Mutation of key lysine residues reduces in vitro and cellular RNA-binding. (A) Residue amides in FKBP25_(1–74) that are strongly and moderately affected by titration with dsRNA-10 are coloured in orange and light orange, respectively. Orientations of the domain in the image are the same as in Figure 5. Chemical shift perturbation details are in Supplementary Figure S8A. (B) NMR spectra following titration of dsRNA-10 into 100 μM ¹⁵N-labeled FKBP25_(1–74) with the K22M/K23M or K48/K52A mutations. Colours as in Figure 5. (C and D) Electrophoretic mobility shift assays with varying concentrations of full-length FKBP25 (K22M/K23M) as in Figure 4A and B. (E) Western blot analysis of FLAG-tagged FKBP25 constructs (wild-type and the K22M/K23M mutant) relative to endogenous FKBP25 (empty vector control) in HEK 293 cells. Antibodies against α-tubulin, FLAG-tag and FKBP25 correspond to the loading control, detection of FKBP25 constructs, and detection of both endogenous and FKBP25 constructs, respectively. (F) FLAG-affinity capture of cells expressing an empty vector control, wild-type FKBP25, or the K22M/K23M mutant with analysis by western blot using antibodies against the FKBP25-interacting proteins Parp1, nucleolin and RPS6. FKBP25 construct expression verified by antibodies against the FLAG tag. (G) RNA cross-linking IP (CLIP) experiment with wild-type FKBP25 or the K22M/K23M mutant in HEK293 cells, with DNAse pre-treatment coupled with variable amounts of RNase A.

Figure 7.

The BTHB and FKBP domains of FKBP25 are structurally independent. (A) ¹⁵N relaxation measurements of ¹⁵N-labelled FKBP25 at 298K using a 700 MHz NMR spectrometer. Heteronuclear {¹H}¹⁵N NOE measurements for backbone amide nitrogen identify residues that are conformationally rigid (values greater than 0.5) or flexible (less than 0.5) at the ps-ns timescale. The ratio of T1 over T2 values results with differing values of 9 ± 1 and 15 ± 3 for the BTHB and FKBP domains, respectively. The secondary structure of FKBP25 is illustrated at the top. (B) Incorporation of the nitroxide compound TEMPO to the FKBP25 mutant Q14C, T69C and T151C. Distance-dependent attenuation of crosspeak intensities caused by the paramagnetic nitroxide are shown, and are restricted to intra-domain effects.

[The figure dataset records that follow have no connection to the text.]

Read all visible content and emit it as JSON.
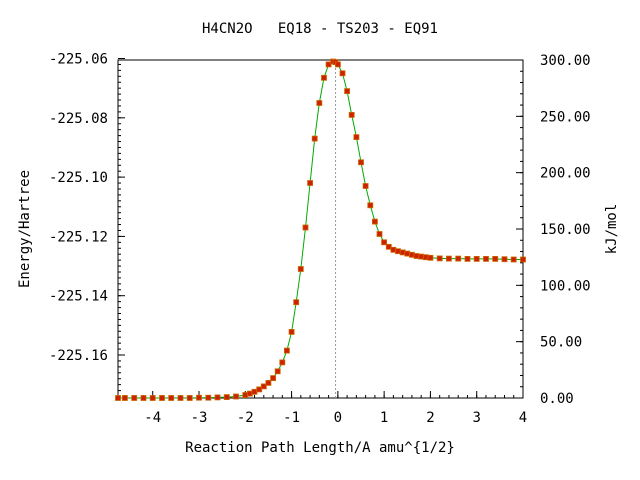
{
  "chart_data": {
    "type": "line",
    "title": "H4CN2O   EQ18 - TS203 - EQ91",
    "xlabel": "Reaction Path Length/A amu^{1/2}",
    "ylabel": "Energy/Hartree",
    "y2label": "kJ/mol",
    "xlim": [
      -4.75,
      4.0
    ],
    "ylim": [
      -225.1745,
      -225.0605
    ],
    "y2lim": [
      0.0,
      300.0
    ],
    "x_ticks": [
      -4,
      -3,
      -2,
      -1,
      0,
      1,
      2,
      3,
      4
    ],
    "x_tick_labels": [
      "-4",
      "-3",
      "-2",
      "-1",
      "0",
      "1",
      "2",
      "3",
      "4"
    ],
    "y_ticks": [
      -225.06,
      -225.08,
      -225.1,
      -225.12,
      -225.14,
      -225.16
    ],
    "y_tick_labels": [
      "-225.06",
      "-225.08",
      "-225.10",
      "-225.12",
      "-225.14",
      "-225.16"
    ],
    "y2_ticks": [
      0,
      50,
      100,
      150,
      200,
      250,
      300
    ],
    "y2_tick_labels": [
      "0.00",
      "50.00",
      "100.00",
      "150.00",
      "200.00",
      "250.00",
      "300.00"
    ],
    "ts_x": -0.05,
    "grid": false,
    "colors": {
      "line": "#00aa00",
      "marker": "#cc2200",
      "marker_edge": "#cc6600",
      "ts_line": "#999999"
    },
    "series": [
      {
        "x": [
          -4.75,
          -4.6,
          -4.4,
          -4.2,
          -4.0,
          -3.8,
          -3.6,
          -3.4,
          -3.2,
          -3.0,
          -2.8,
          -2.6,
          -2.4,
          -2.2,
          -2.0,
          -1.9,
          -1.8,
          -1.7,
          -1.6,
          -1.5,
          -1.4,
          -1.3,
          -1.2,
          -1.1,
          -1.0,
          -0.9,
          -0.8,
          -0.7,
          -0.6,
          -0.5,
          -0.4,
          -0.3,
          -0.2,
          -0.1,
          -0.05,
          0.0,
          0.1,
          0.2,
          0.3,
          0.4,
          0.5,
          0.6,
          0.7,
          0.8,
          0.9,
          1.0,
          1.1,
          1.2,
          1.3,
          1.4,
          1.5,
          1.6,
          1.7,
          1.8,
          1.9,
          2.0,
          2.2,
          2.4,
          2.6,
          2.8,
          3.0,
          3.2,
          3.4,
          3.6,
          3.8,
          4.0
        ],
        "y": [
          -225.1745,
          -225.1745,
          -225.1745,
          -225.1745,
          -225.1745,
          -225.1745,
          -225.1745,
          -225.1745,
          -225.1745,
          -225.1744,
          -225.1744,
          -225.1743,
          -225.1742,
          -225.174,
          -225.1735,
          -225.173,
          -225.1724,
          -225.1716,
          -225.1706,
          -225.1694,
          -225.1678,
          -225.1655,
          -225.1625,
          -225.1585,
          -225.1522,
          -225.1422,
          -225.131,
          -225.117,
          -225.102,
          -225.087,
          -225.075,
          -225.0665,
          -225.062,
          -225.061,
          -225.0612,
          -225.062,
          -225.065,
          -225.071,
          -225.079,
          -225.0865,
          -225.095,
          -225.103,
          -225.1095,
          -225.115,
          -225.1192,
          -225.122,
          -225.1235,
          -225.1245,
          -225.125,
          -225.1254,
          -225.1258,
          -225.1262,
          -225.1266,
          -225.1268,
          -225.127,
          -225.1272,
          -225.1274,
          -225.1275,
          -225.1275,
          -225.1276,
          -225.1276,
          -225.1276,
          -225.1276,
          -225.1277,
          -225.1278,
          -225.1278
        ]
      }
    ]
  }
}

Full analysis in Supplementary Figure S6. (C) The two domains of FKBP25 do not form a single structural unit in solution, but are only connected by the flexible linker.

Figure 8.

Model of FKBP25 interacting with dsRNA. (A) Surface representation of 23-bp dsDNA and dsRNA with main-chain phosphates coloured black and the major and minor grooves labeled. (B) Comparison of 6, 8 and 10 bp dsDNA ligands. Phosphates on opposing sides of the major groove require a minimum length of 8 bp. In longer ligands the BTHB domain is able to bind in multiple registers or slide along the major groove. (C) Docking model of BTHB bound to an A-form conformation of dsRNA-10. Further details in Supplementary Figure S7A. (D) Schematic model of FKBP25 bound to dsRNA.